I have noticed that compactions involving a lot of sstables are very slow (for example major compactions). I have attached a cassandra stress profile that can generate such a dataset under ccm. In my local test I have 2567 sstables at 4Mb each.

I added code to track wall clock time of various parts of the code. One problematic part is ManyToOne constructor. Tracing through the code for every partition creating a ManyToOne for all the sstable iterators for each partition.

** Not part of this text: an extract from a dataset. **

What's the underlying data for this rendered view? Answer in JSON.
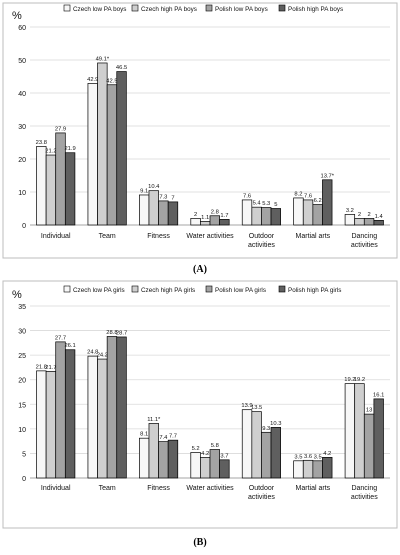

In my local test get a measy 60Kb/sec read speed, and bottlenecked on single core CPU (since this code is single threaded) with it spending 85% of the wall clock time in ManyToOne constructor.

As another datapoint to show its the merge iterator part of the code using the cfstats from https://github.com/instaclustr/cassandra-sstable-tools/ which reads all the sstables but does no merging gets 26Mb/sec read speed.

Tracking back from ManyToOne call I see this in UnfilteredPartitionIterators::merge

                for (int i = 0; i < toMerge.size(); i++)
                {
                    if (toMerge.get(i) == null)
                    {
                        if (null == empty)
                            empty = EmptyIterators.unfilteredRow(metadata, partitionKey, isReverseOrder);
                        toMerge.set(i, empty);
                    }
                }

Not sure what purpose of creating these empty rows are. But on a whim I removed all these empty iterators before passing to ManyToOne and then all the wall clock time shifted to CompactionIterator::hasNext() and read speed increased to 1.5Mb/s.

So there are further bottlenecks in this code path it seems, but the first is this ManyToOne and having to build it for every partition read.